Using a single context across multiple host threads

You may want to use one thread per device to send tasks to the command queue associated with each device. In this case you will have multiple host threads. But here have to be careful. In my experience it has not been safe to use a single context across multiple host threads. The last time I tried this was in C# using the Cloo host binding. Using a single context across multiple host threads resulted in a Windows 7 blue screen, Windows dumping memory to a file and then rebooting after which Windows failed to come back up until physically rebooted once more from the machine. The solution is to use the multi context option outlined above. Have thread confined separation for opencl resources and you’ll be fine.
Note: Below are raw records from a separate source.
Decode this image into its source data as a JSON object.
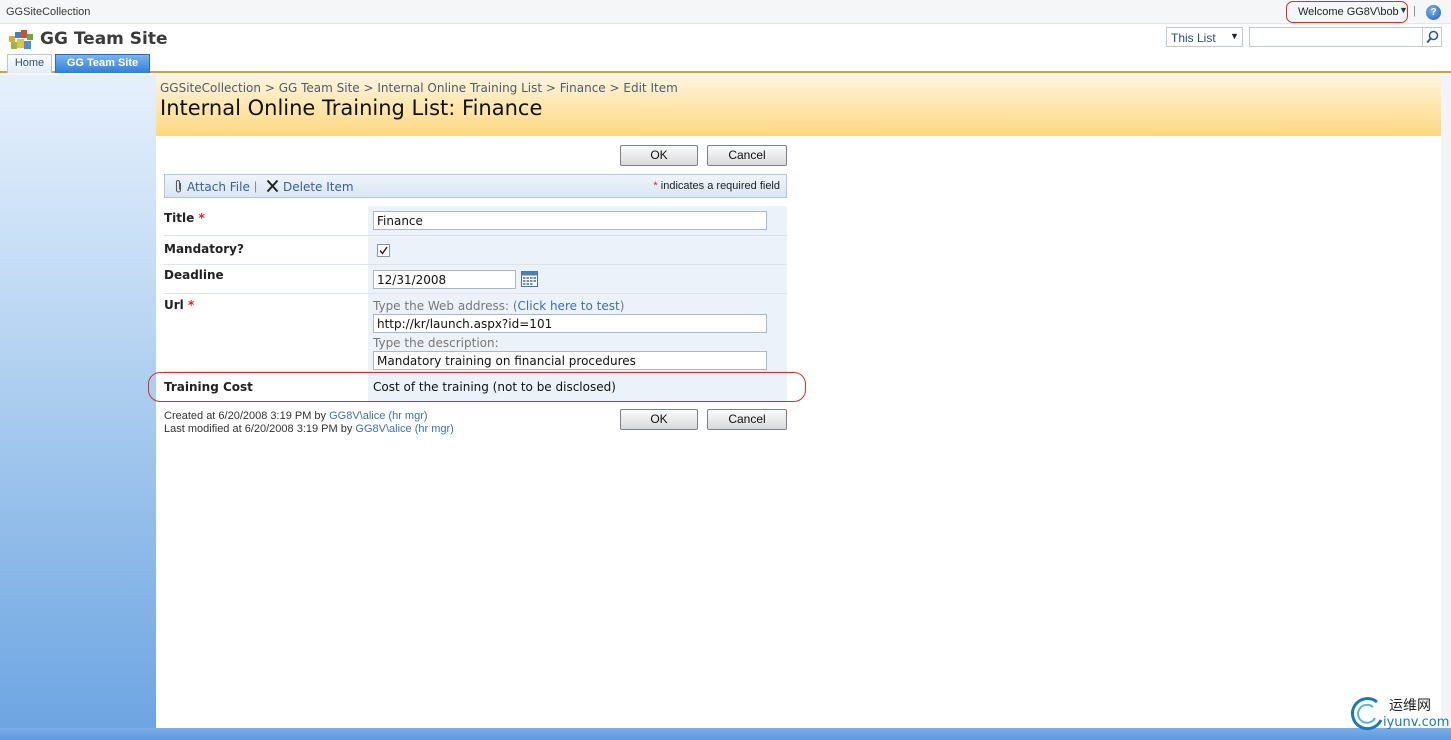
{
  "topbar": {
    "site_collection": "GGSiteCollection",
    "welcome": "Welcome GG8V\\bob",
    "separator": "|"
  },
  "header": {
    "site_title": "GG Team Site",
    "search_scope": "This List",
    "search_value": ""
  },
  "tabs": [
    {
      "label": "Home",
      "selected": false
    },
    {
      "label": "GG Team Site",
      "selected": true
    }
  ],
  "page": {
    "breadcrumb": [
      "GGSiteCollection",
      "GG Team Site",
      "Internal Online Training List",
      "Finance",
      "Edit Item"
    ],
    "breadcrumb_separator": " > ",
    "title": "Internal Online Training List: Finance"
  },
  "buttons": {
    "ok": "OK",
    "cancel": "Cancel"
  },
  "toolbar": {
    "attach_file": "Attach File",
    "separator": "|",
    "delete_item": "Delete Item",
    "required_star": "*",
    "required_note": " indicates a required field"
  },
  "form": {
    "required_star": "*",
    "title": {
      "label": "Title",
      "value": "Finance"
    },
    "mandatory": {
      "label": "Mandatory?",
      "checked": true
    },
    "deadline": {
      "label": "Deadline",
      "value": "12/31/2008"
    },
    "url": {
      "label": "Url",
      "web_address_hint": "Type the Web address: (",
      "test_link": "Click here to test",
      "hint_close": ")",
      "web_address": "http://kr/launch.aspx?id=101",
      "description_hint": "Type the description:",
      "description": "Mandatory training on financial procedures"
    },
    "training_cost": {
      "label": "Training Cost",
      "value": "Cost of the training (not to be disclosed)"
    }
  },
  "meta": {
    "created_prefix": "Created at 6/20/2008 3:19 PM  by ",
    "created_by": "GG8V\\alice (hr mgr)",
    "modified_prefix": "Last modified at 6/20/2008 3:19 PM  by ",
    "modified_by": "GG8V\\alice (hr mgr)"
  },
  "watermark": {
    "line1": "运维网",
    "line2": "iyunv.com"
  },
  "colors": {
    "highlight": "#d0302a",
    "title_band": "#fdd87f",
    "link": "#3b6fb5"
  }
}
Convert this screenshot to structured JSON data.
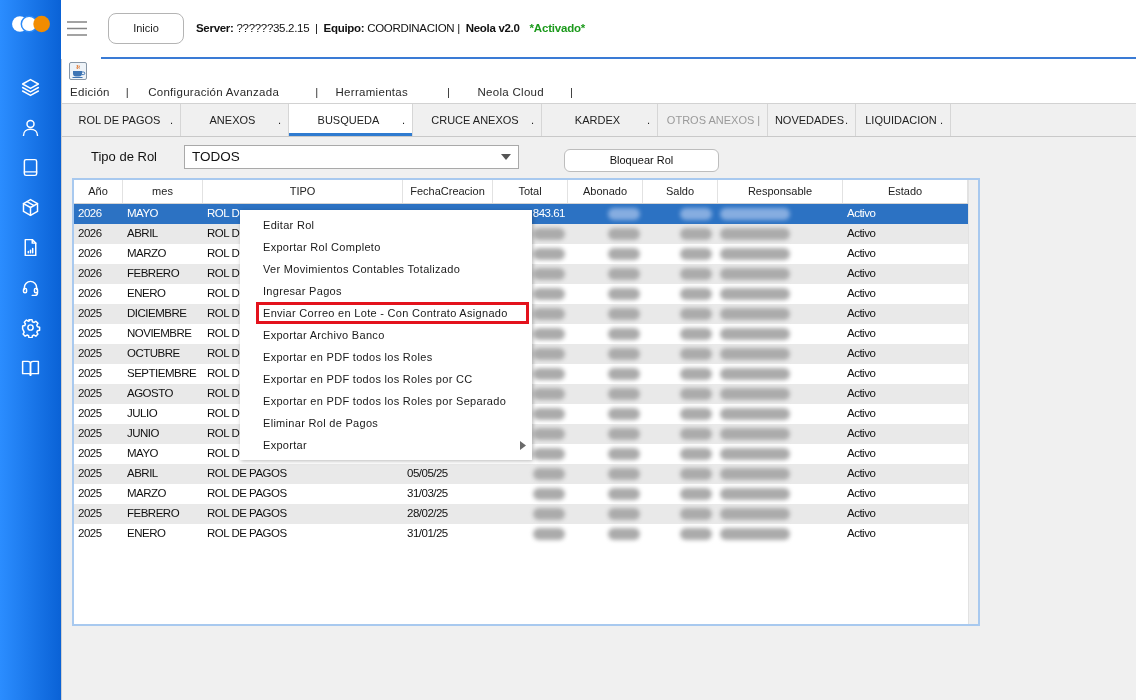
{
  "header": {
    "home_button": "Inicio",
    "status_line": "**Server:** ??????35.2.15  |  **Equipo:** COORDINACION |  **Neola v2.0**",
    "activation": "*Activado*"
  },
  "menu_bar": [
    {
      "label": "Edición",
      "separator": "|"
    },
    {
      "label": "Configuración Avanzada",
      "separator": "|"
    },
    {
      "label": "Herramientas",
      "separator": "|"
    },
    {
      "label": "Neola Cloud",
      "separator": "|"
    }
  ],
  "tabs": [
    {
      "label": "ROL DE PAGOS",
      "mark": ".",
      "selected": false,
      "disabled": false
    },
    {
      "label": "ANEXOS",
      "mark": ".",
      "selected": false,
      "disabled": false
    },
    {
      "label": "BUSQUEDA",
      "mark": ".",
      "selected": true,
      "disabled": false
    },
    {
      "label": "CRUCE ANEXOS",
      "mark": ".",
      "selected": false,
      "disabled": false
    },
    {
      "label": "KARDEX",
      "mark": ".",
      "selected": false,
      "disabled": false
    },
    {
      "label": "OTROS ANEXOS",
      "mark": "|",
      "selected": false,
      "disabled": true
    },
    {
      "label": "NOVEDADES",
      "mark": ".",
      "selected": false,
      "disabled": false
    },
    {
      "label": "LIQUIDACION",
      "mark": ".",
      "selected": false,
      "disabled": false
    }
  ],
  "filter": {
    "label": "Tipo de Rol",
    "value": "TODOS"
  },
  "lock_button": "Bloquear Rol",
  "table": {
    "columns": [
      "Año",
      "mes",
      "TIPO",
      "FechaCreacion",
      "Total",
      "Abonado",
      "Saldo",
      "Responsable",
      "Estado"
    ],
    "rows": [
      {
        "year": "2026",
        "month": "MAYO",
        "type": "ROL D",
        "total": "843.61",
        "status": "Activo",
        "selected": true,
        "blurred": true
      },
      {
        "year": "2026",
        "month": "ABRIL",
        "type": "ROL D",
        "status": "Activo",
        "selected": false,
        "blurred": true
      },
      {
        "year": "2026",
        "month": "MARZO",
        "type": "ROL D",
        "status": "Activo",
        "selected": false,
        "blurred": true
      },
      {
        "year": "2026",
        "month": "FEBRERO",
        "type": "ROL D",
        "status": "Activo",
        "selected": false,
        "blurred": true
      },
      {
        "year": "2026",
        "month": "ENERO",
        "type": "ROL D",
        "status": "Activo",
        "selected": false,
        "blurred": true
      },
      {
        "year": "2025",
        "month": "DICIEMBRE",
        "type": "ROL D",
        "status": "Activo",
        "selected": false,
        "blurred": true
      },
      {
        "year": "2025",
        "month": "NOVIEMBRE",
        "type": "ROL D",
        "status": "Activo",
        "selected": false,
        "blurred": true
      },
      {
        "year": "2025",
        "month": "OCTUBRE",
        "type": "ROL D",
        "status": "Activo",
        "selected": false,
        "blurred": true
      },
      {
        "year": "2025",
        "month": "SEPTIEMBRE",
        "type": "ROL D",
        "status": "Activo",
        "selected": false,
        "blurred": true
      },
      {
        "year": "2025",
        "month": "AGOSTO",
        "type": "ROL D",
        "status": "Activo",
        "selected": false,
        "blurred": true
      },
      {
        "year": "2025",
        "month": "JULIO",
        "type": "ROL D",
        "status": "Activo",
        "selected": false,
        "blurred": true
      },
      {
        "year": "2025",
        "month": "JUNIO",
        "type": "ROL D",
        "status": "Activo",
        "selected": false,
        "blurred": true
      },
      {
        "year": "2025",
        "month": "MAYO",
        "type": "ROL D",
        "status": "Activo",
        "selected": false,
        "blurred": true
      },
      {
        "year": "2025",
        "month": "ABRIL",
        "type": "ROL DE PAGOS",
        "date": "05/05/25",
        "status": "Activo",
        "selected": false,
        "blurred": true
      },
      {
        "year": "2025",
        "month": "MARZO",
        "type": "ROL DE PAGOS",
        "date": "31/03/25",
        "status": "Activo",
        "selected": false,
        "blurred": true
      },
      {
        "year": "2025",
        "month": "FEBRERO",
        "type": "ROL DE PAGOS",
        "date": "28/02/25",
        "status": "Activo",
        "selected": false,
        "blurred": true
      },
      {
        "year": "2025",
        "month": "ENERO",
        "type": "ROL DE PAGOS",
        "date": "31/01/25",
        "status": "Activo",
        "selected": false,
        "blurred": true
      }
    ]
  },
  "context_menu": {
    "items": [
      {
        "label": "Editar Rol",
        "outlined": false,
        "submenu": false
      },
      {
        "label": "Exportar Rol Completo",
        "outlined": false,
        "submenu": false
      },
      {
        "label": "Ver Movimientos Contables Totalizado",
        "outlined": false,
        "submenu": false
      },
      {
        "label": "Ingresar Pagos",
        "outlined": false,
        "submenu": false
      },
      {
        "label": "Enviar Correo en Lote - Con Contrato Asignado",
        "outlined": true,
        "submenu": false
      },
      {
        "label": "Exportar Archivo Banco",
        "outlined": false,
        "submenu": false
      },
      {
        "label": "Exportar en PDF todos los Roles",
        "outlined": false,
        "submenu": false
      },
      {
        "label": "Exportar en PDF todos los Roles por CC",
        "outlined": false,
        "submenu": false
      },
      {
        "label": "Exportar en PDF todos los Roles por Separado",
        "outlined": false,
        "submenu": false
      },
      {
        "label": "Eliminar Rol de Pagos",
        "outlined": false,
        "submenu": false
      },
      {
        "label": "Exportar",
        "outlined": false,
        "submenu": true
      }
    ]
  }
}
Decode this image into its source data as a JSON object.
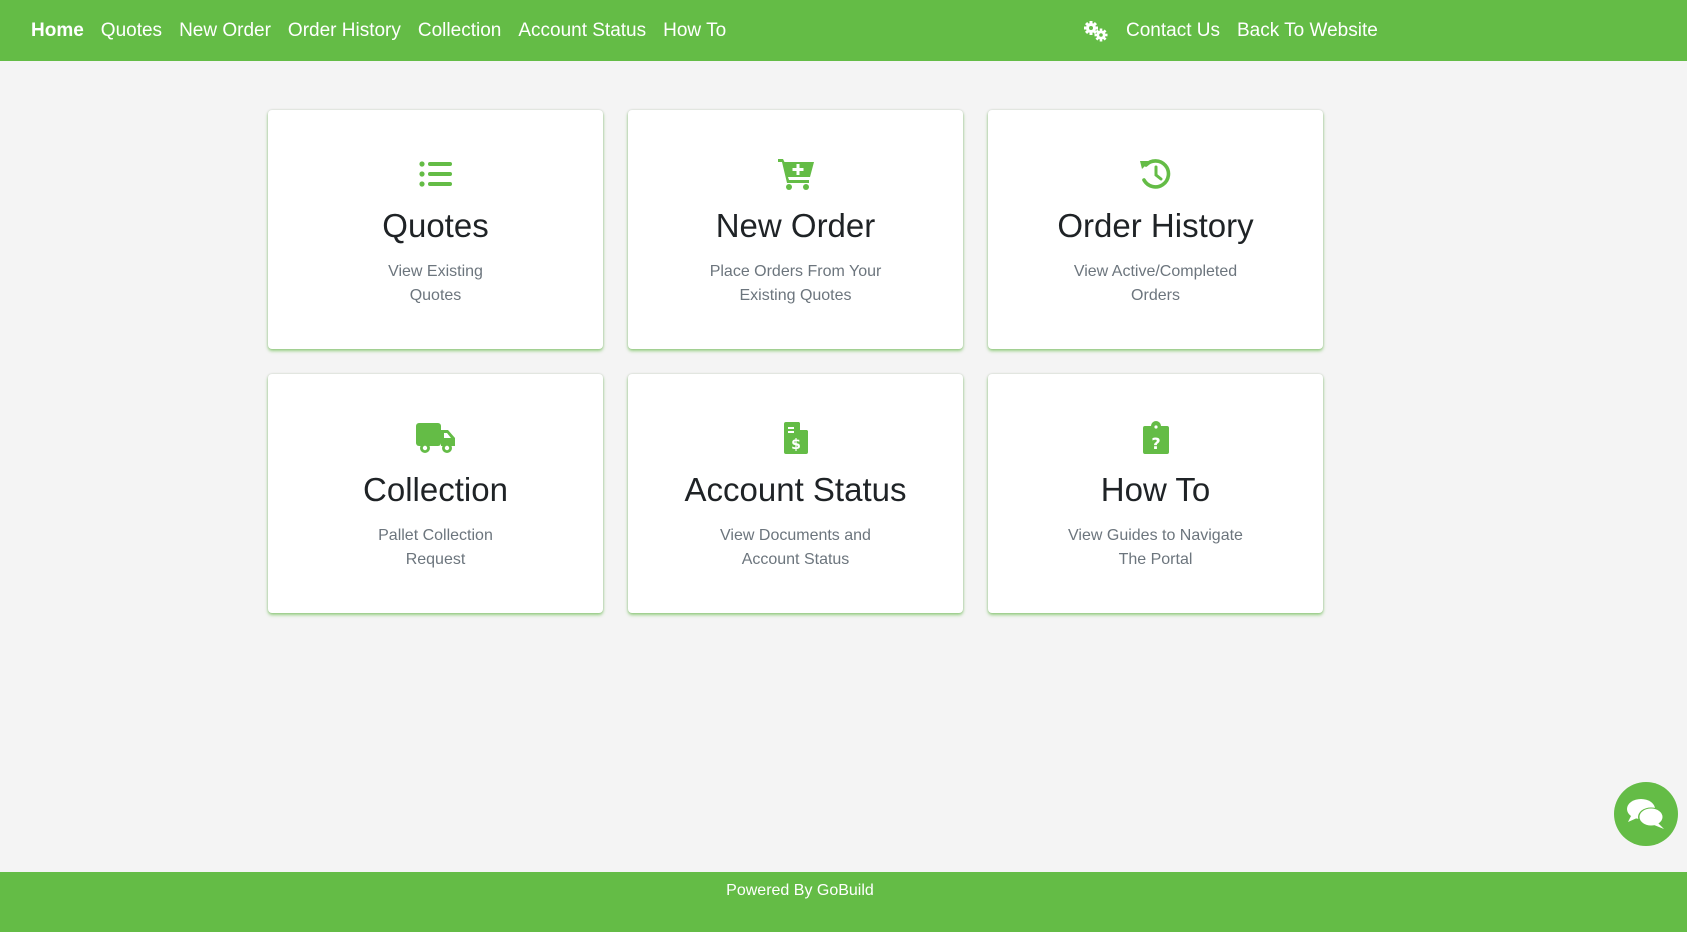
{
  "colors": {
    "brand_green": "#64bc46",
    "title_text": "#1f2326",
    "muted_text": "#6c757d",
    "background": "#f4f4f4"
  },
  "nav": {
    "left": [
      {
        "label": "Home",
        "active": true
      },
      {
        "label": "Quotes"
      },
      {
        "label": "New Order"
      },
      {
        "label": "Order History"
      },
      {
        "label": "Collection"
      },
      {
        "label": "Account Status"
      },
      {
        "label": "How To"
      }
    ],
    "settings_icon": "gears-icon",
    "right": [
      {
        "label": "Contact Us"
      },
      {
        "label": "Back To Website"
      }
    ]
  },
  "cards": [
    {
      "icon": "list-icon",
      "title": "Quotes",
      "desc_line1": "View Existing",
      "desc_line2": "Quotes"
    },
    {
      "icon": "cart-plus-icon",
      "title": "New Order",
      "desc_line1": "Place Orders From Your",
      "desc_line2": "Existing Quotes"
    },
    {
      "icon": "history-icon",
      "title": "Order History",
      "desc_line1": "View Active/Completed",
      "desc_line2": "Orders"
    },
    {
      "icon": "truck-icon",
      "title": "Collection",
      "desc_line1": "Pallet Collection",
      "desc_line2": "Request"
    },
    {
      "icon": "file-invoice-dollar-icon",
      "title": "Account Status",
      "desc_line1": "View Documents and",
      "desc_line2": "Account Status"
    },
    {
      "icon": "clipboard-question-icon",
      "title": "How To",
      "desc_line1": "View Guides to Navigate",
      "desc_line2": "The Portal"
    }
  ],
  "chat": {
    "icon": "comments-icon"
  },
  "footer": {
    "text": "Powered By GoBuild"
  }
}
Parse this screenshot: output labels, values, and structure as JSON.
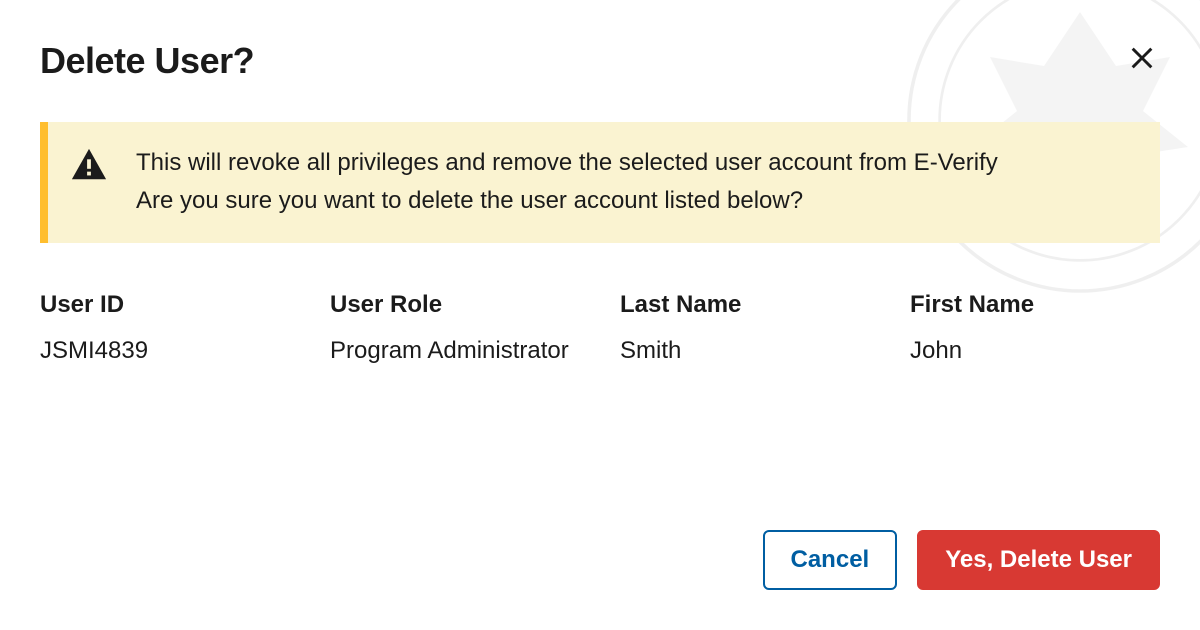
{
  "modal": {
    "title": "Delete User?",
    "alert": {
      "line1": "This will revoke all privileges and remove the selected user account from E-Verify",
      "line2": "Are you sure you want to delete the user account listed below?"
    },
    "fields": {
      "user_id": {
        "label": "User ID",
        "value": "JSMI4839"
      },
      "user_role": {
        "label": "User Role",
        "value": "Program Administrator"
      },
      "last_name": {
        "label": "Last Name",
        "value": "Smith"
      },
      "first_name": {
        "label": "First Name",
        "value": "John"
      }
    },
    "actions": {
      "cancel": "Cancel",
      "confirm": "Yes, Delete User"
    }
  }
}
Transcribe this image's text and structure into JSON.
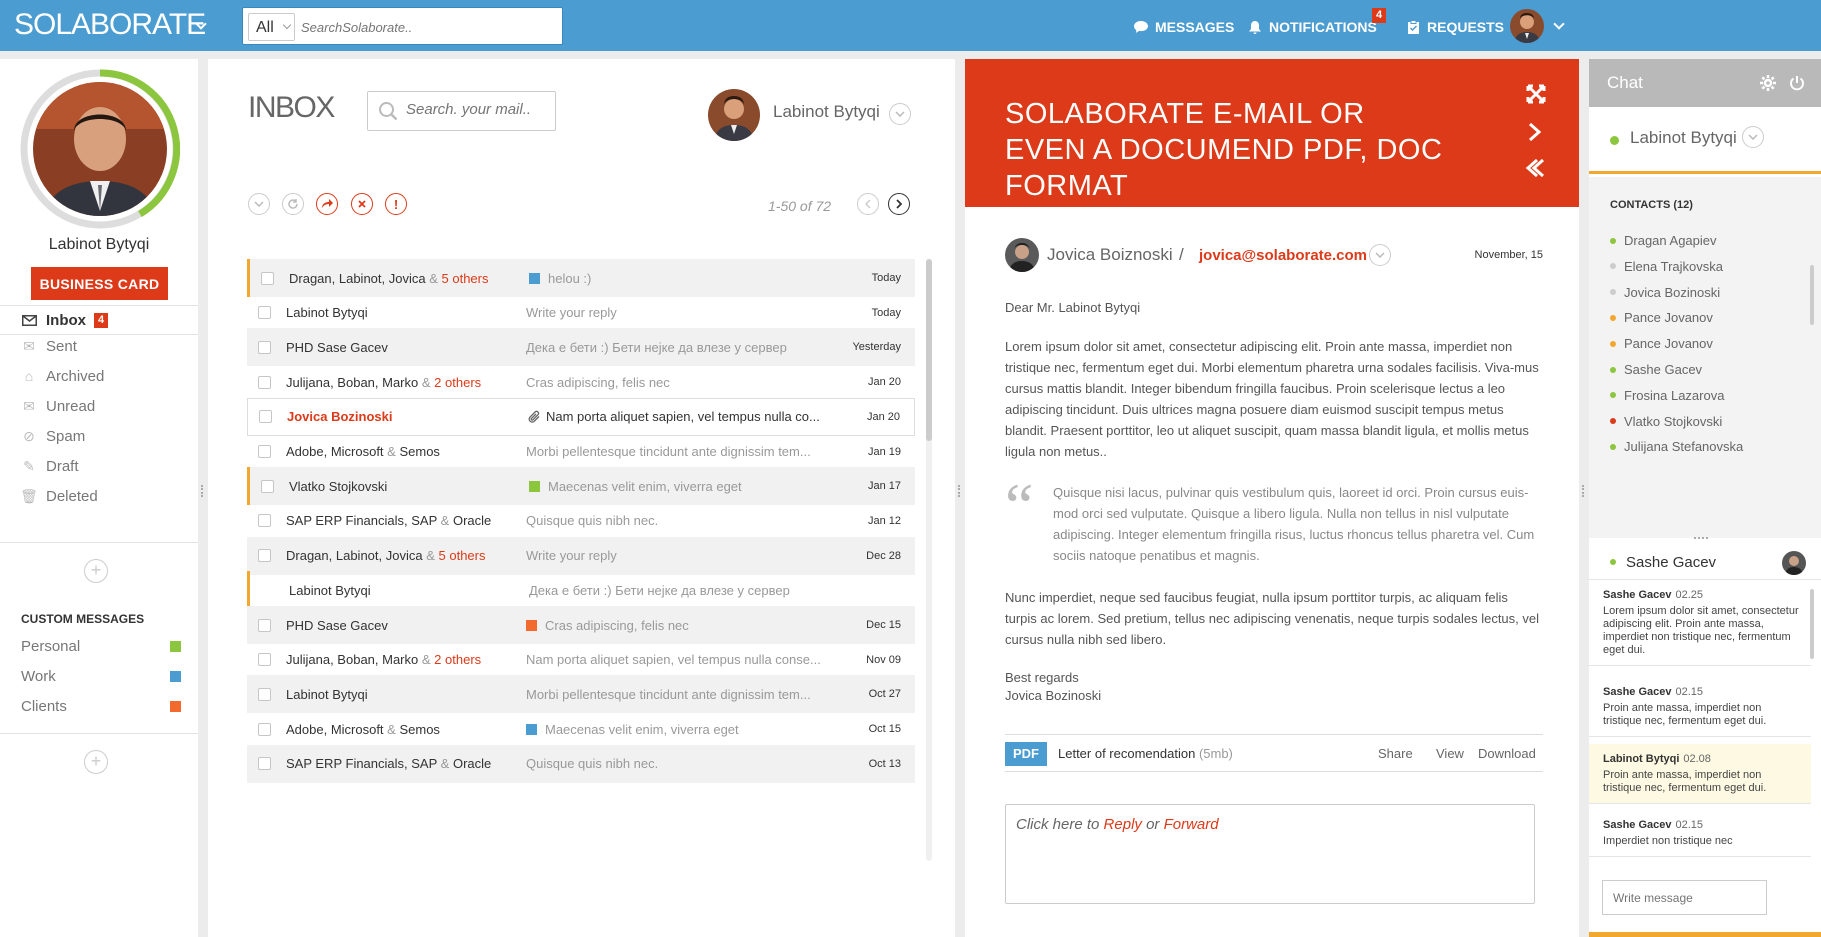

4 thoughts on “OpenCL Cookbook: How to leverage multiple devices in OpenCL

  1. Dhruba is focused on using multiple GPUs from one process here but there is a third option, which is to run multiple copies of your program and use one GPU each. This can be a good match with legacy single-threaded libraries and/or single-thread oriented grid compute frameworks (e.g. migrating a DataSynapse one-engine-per-CPU setup to one-engine-per-GPU).

    Note that with older motherboards it doesn’t matter what CPU your host-side threads run on, but the newer Sandy Bridge Xeons have a dedicated link from one of the CPU sockets to each PCIe slot (at least the good ones do : the EVGA SR-3 does not, but that’s one of the reasons why that motherboard is overpriced junk). This means that for optimum performance under the one-thread-per-GPU model, you should set core affinity on your host-side thread to a core on the socket that’s directly connected to the GPU, and allocate the OpenCL buffers yourself from thread-local memory (assuming you have NUMA memory model enabled in OS + BIOS). That said this will only make a difference if CPU/GPU and/or inter-CPU aggregate bandwith is a bottleneck in your app; most workloads do not max out the 100 gigabits+ of internal bandwidth you get on a modern workstation board.

  2. Thanks Michael. Very insightful account of the hardware side of things. Although I did cover core affinity and device selection indirectly in my independent posts on these subjects perhaps it would be helpful to the reader to cover them in another post in relation to utilising multiple gpus in legacy mode to illustrate the above point.